Though the intro line “coming soon for home videos” raises some red flags, this pending editing tool sounds pretty promising and exciting…
Realistic special effects coming soon for home video
- 11:17 21 August 2008
- NewScientist.com news service
- Colin Barras
Digital photographers are used to tinkering with their photos at home. Now, amateur video makers can create movie special effects thanks to prototype software from Microsoft.
Their application, called Unwrap Mosaics, makes adding a moustache to a family member in a video as easy as scrawling on a digital picture. A video (right) shows it in action.
For example, drawing a tattoo on a person’s arm requires editing only a single image. The programme makes the change throughout the video, making it ripple realistically with their skin.
A video is simply a sequence of still images that capture the movement of objects over time. But editing the appearance of objects in even a short movie is difficult because every frame shows objects differently and must be edited separately.
“We thought it would be good if you only had to draw your edit once and [the software] propagate the information from that single edit through the whole video,” says Alex Rav-Acha at the Weizmann Institute of Science in Rehovot, Israel.
Rav-Acha and colleagues at Microsoft Research in Cambridge, UK, have done just that. Editing objects using their software is a one-step process.
Unwrap Mosaics was developed by Rav-Acha, Andrew Fitzgibbon, Pushmeet Kohli and Carsten Rother. It virtually strips the skin from a selected object in a video, producing a 2D surface that can be easily edited using photo-editing software.
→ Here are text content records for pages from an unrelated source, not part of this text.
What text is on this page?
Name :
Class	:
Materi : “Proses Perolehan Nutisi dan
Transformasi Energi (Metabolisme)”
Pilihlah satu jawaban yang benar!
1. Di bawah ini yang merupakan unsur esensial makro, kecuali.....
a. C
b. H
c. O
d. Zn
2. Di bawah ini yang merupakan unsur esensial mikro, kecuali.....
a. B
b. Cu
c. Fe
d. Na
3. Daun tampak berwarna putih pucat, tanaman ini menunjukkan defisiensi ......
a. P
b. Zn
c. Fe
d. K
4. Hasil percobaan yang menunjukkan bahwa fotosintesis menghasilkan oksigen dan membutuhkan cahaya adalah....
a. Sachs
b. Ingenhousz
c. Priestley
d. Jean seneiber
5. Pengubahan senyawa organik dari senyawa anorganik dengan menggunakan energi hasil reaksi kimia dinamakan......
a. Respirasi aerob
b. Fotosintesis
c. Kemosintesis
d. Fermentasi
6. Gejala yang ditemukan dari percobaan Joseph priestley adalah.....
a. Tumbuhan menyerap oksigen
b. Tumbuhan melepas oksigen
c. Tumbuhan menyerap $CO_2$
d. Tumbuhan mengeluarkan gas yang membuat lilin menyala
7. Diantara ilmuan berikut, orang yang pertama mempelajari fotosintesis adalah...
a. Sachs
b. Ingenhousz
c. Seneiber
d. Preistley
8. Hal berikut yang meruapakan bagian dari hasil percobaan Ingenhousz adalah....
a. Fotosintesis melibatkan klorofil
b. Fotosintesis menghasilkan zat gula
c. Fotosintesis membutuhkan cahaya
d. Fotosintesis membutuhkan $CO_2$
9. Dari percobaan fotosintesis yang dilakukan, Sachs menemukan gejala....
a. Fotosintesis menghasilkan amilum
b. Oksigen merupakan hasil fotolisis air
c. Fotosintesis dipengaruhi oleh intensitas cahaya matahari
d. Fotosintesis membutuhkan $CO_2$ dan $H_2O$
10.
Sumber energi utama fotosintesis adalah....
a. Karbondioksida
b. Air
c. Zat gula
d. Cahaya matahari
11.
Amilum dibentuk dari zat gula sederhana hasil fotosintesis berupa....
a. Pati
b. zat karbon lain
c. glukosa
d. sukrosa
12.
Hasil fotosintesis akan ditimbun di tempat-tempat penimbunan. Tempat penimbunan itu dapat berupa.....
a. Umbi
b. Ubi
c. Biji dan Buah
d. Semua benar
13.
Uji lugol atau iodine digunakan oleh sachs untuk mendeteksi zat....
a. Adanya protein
Rav-Acha likens that surface to a tiger-skin rug: a flat surface that once covered a 3D object. The software reverses the process after any edits are complete, wrapping the edited skin back around the 3D object. Because the edits are attached to the skin, they then move with the object throughout the movie.
The 2D skin has to capture every inch of the 3D surface for edits to match the object when it is wrapped up again. For example, an “unwrapped” face must include information from both sides of the nose so that changes to the nose remain realistic even when the head turns from side to side.
To fully unwrap an object the software tracks 5000 points spread evenly across its surface, making sure that all of those points are present in the final 2D skin.
That means the final unwrapped skin contains more information than any individual video frame. For instance, if the video shows a person’s head from the front and then turning to the left, the unwrapped skin contains a full view of the ear as well as a forward view of the eyes, nose and mouth.
The user makes their edits to the skin before the unwrapping process is reversed to send those changes throughout the final movie.
Rav-Acha and his co-workers have successfully tested their software on a range of videos. “There are professional tools that can do these kind of edits but it’s an incredibly skilled procedure,” says Fitzgibbon. “We believe that with this procedure anyone should be able to edit video.”
Alex Rav-Acha’s team presented their work at the SIGGRAPH conference in Los Angeles last week.